Jesus- Messiah or Agent of the Roman Empire

by designs 5 Replies latest watchtower bible

  • designs
    designs

    Several modern scholars doubt that a real Yeshua ben Yoseph lived but was rather a literary device, fiction if you will. Other sources maintain that yes there was someone like this person but much has been lost and distorted to create a history for certain followers and its religious influence on cultures in the region. A more cynical approach, if you will, comes from the victims of the 'propaganda' contained in the New Testament. Primarily those victims were the Jews.

    Did 'Jesus' Yeshua ben Yoseph, if real, actually work as an Agent of the Roman Empire. Rome was of course the dominate military power of the time when Jesus is said to have lived. They had conquered the Palestine region and subjugated the indigenous peoples. Imagine losing your ancestral lands that went back over a thousand years. It is difficult for western minds to grasp ancestral lands. In America people relocate rather often whereas some villages in the Middle East and Europe date back thousands of years and the same families still live in their ancestral villages. So some sympathy is lost with respect to land ownership and heritage.

    Along comes the Jesus character with some rather suspicious and strange messages for 'his people' the Jews.

    Tell your people to be subservient to their conquerors

    Pay the conquerors money for being your dictators

    Blame your people for not getting along with their conquerors

    Tell your people they are performing their religious duties and faith wrong

    Tell your people their covenant with their god is no longer valid

    Tell your people they have no place to worship with validity

    Blame the death of the messanger on the victims of the conquerors

    _____________

    The Book Of Jewish Knowledge

    Ausubel

  • betterdaze
    betterdaze

    I was discussing this with a relative about "turn the other cheek" and "go the extra mile" other not-so-original teachings that had their origins in the occupying Roman army. Just a little too convenient!


    Imagine losing your ancestral lands that went back over a thousand years.


    You mean like the natives of Palestine for the past 2,000 years who lost their ancestral lands to Europeans?


    "Ancestral lands" for the ancient Hebrews?
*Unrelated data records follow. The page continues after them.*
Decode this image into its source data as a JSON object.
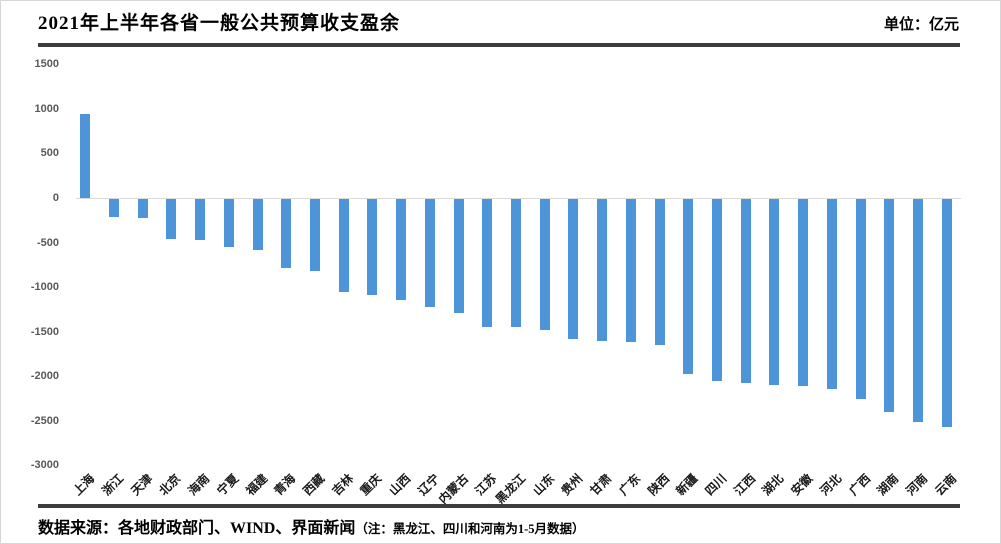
{
  "header": {
    "title": "2021年上半年各省一般公共预算收支盈余",
    "unit_label": "单位：亿元"
  },
  "footer": {
    "source": "数据来源：各地财政部门、WIND、界面新闻",
    "note": "（注：黑龙江、四川和河南为1-5月数据）"
  },
  "chart_data": {
    "type": "bar",
    "title": "2021年上半年各省一般公共预算收支盈余",
    "unit": "亿元",
    "categories": [
      "上海",
      "浙江",
      "天津",
      "北京",
      "海南",
      "宁夏",
      "福建",
      "青海",
      "西藏",
      "吉林",
      "重庆",
      "山西",
      "辽宁",
      "内蒙古",
      "江苏",
      "黑龙江",
      "山东",
      "贵州",
      "甘肃",
      "广东",
      "陕西",
      "新疆",
      "四川",
      "江西",
      "湖北",
      "安徽",
      "河北",
      "广西",
      "湖南",
      "河南",
      "云南"
    ],
    "values": [
      945,
      -205,
      -215,
      -450,
      -460,
      -537,
      -575,
      -778,
      -805,
      -1046,
      -1081,
      -1134,
      -1216,
      -1281,
      -1432,
      -1439,
      -1467,
      -1573,
      -1595,
      -1610,
      -1633,
      -1963,
      -2043,
      -2062,
      -2089,
      -2097,
      -2130,
      -2244,
      -2387,
      -2497,
      -2554
    ],
    "xlabel": "",
    "ylabel": "",
    "ylim": [
      -3000,
      1500
    ],
    "yticks": [
      1500,
      1000,
      500,
      0,
      -500,
      -1000,
      -1500,
      -2000,
      -2500,
      -3000
    ],
    "bar_color": "#4D95D8",
    "zero_line_color": "#D9D9D9",
    "grid": false,
    "legend": "none"
  }
}
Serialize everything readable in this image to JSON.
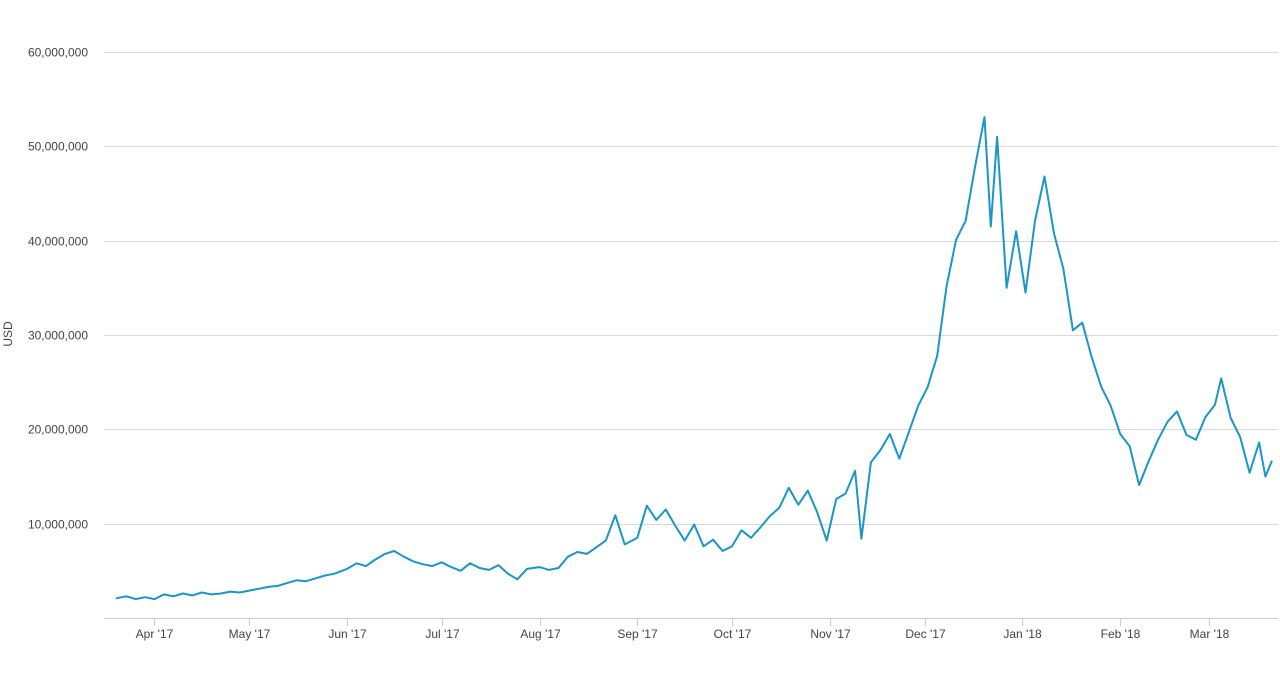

Their very own scriptures celebrate murdering their merry way across Canaan to steal grazing land, when they weren't wandering around aimlessly in the desert.

    Primitive tribal nomads moving flocks around in tent clans, up to their ankles in goat crap. There's a certain resentment in the OT for settled city dwellers (builders and tool-users), the same way the Watchtower resents educated people.

    Where is their distinct Hebrew art, architecture, pottery, etc. until they came into contact with more civilized peoples? Even their alphabet was adapted from others. Jerusalem itself was built by previous "pagan" inhabitants.

    They were pirates and pillagers. Probably the best thing that ever happened was the civilizing influence of Babylonian captivity. Agriculture, mathematics, technology, all sorts of shiny pretty things they could never dream of on their own.

    The Romans gave them much leeway to operate their disgusting animal sacrifice bank-and-barbecue system. But I can see the Romans eventually saying "enough is enough" and creating a scenario by which there is one last sacrifice for all time.
  • designs
    designs

    Interesting take on history, some true some prejudices like we all have.

  • transhuman68
    transhuman68

    LOL designs, you got more than you bargained for there! This debate about who Jesus was has been going for at least a hundred years now, with virtually every possibility being examined, regardless of how outrageous they may be; but Bart Ehrman’s belief that Jesus was just a rabbi seems most plausible, if a little boring. The fact is, Jesus was reported to have said so many contradictory things, that he could have been virtually anything. Interestingly though, the anti-Jewish sentiments in the NT seem to be a later development, and/or may not be authentic to the original manuscripts.

  • designs
    designs

    Trans- fun and a good challenge though I had an old Jewish man as a return visit as a JW and he believed that Jesus was a real historical figure and referred to him as 'the itinerant Rabbi'. A little known Jewish scholar of the 10th century, Kirkisani a Karaite, said this of Jesus- 'Jesus founded a jewish sect, but following the cruxifiction by the Romans, Paul of Tarsus, ..had originated from it a new religion..grafting a whole series of pagan notions, myths, rites, and practices. This was part of the De-Judaizing process which was continued by the four canonical Gospel writers...' This Rabbi saw the order as Paul being the culprit and influencing the Gospels which came later.

  • designs
    designs

    One passage in the gospels caused the death of millions of Jews over centuries at the hands of Christians- 'his blood be upon us'. Thomas Aquinas was influenced by this passage to later write of 'servitus Judaeorum' with the servitude of the Jews to Christians- because the Jews had rejected Jesus as their saviour and had caused his death'.

    Bernard of Clairvaux, the spiritual mentor of the Second Crusade wrote about the Jews- 'They are living symbols for us representing the Lord's Passion. They are dispersed to all lands, so that while they pay the just penalty for so great a crimethey may be witnesses for our Christian redemption'. There is a bit of sick twisted logic if ever there was one.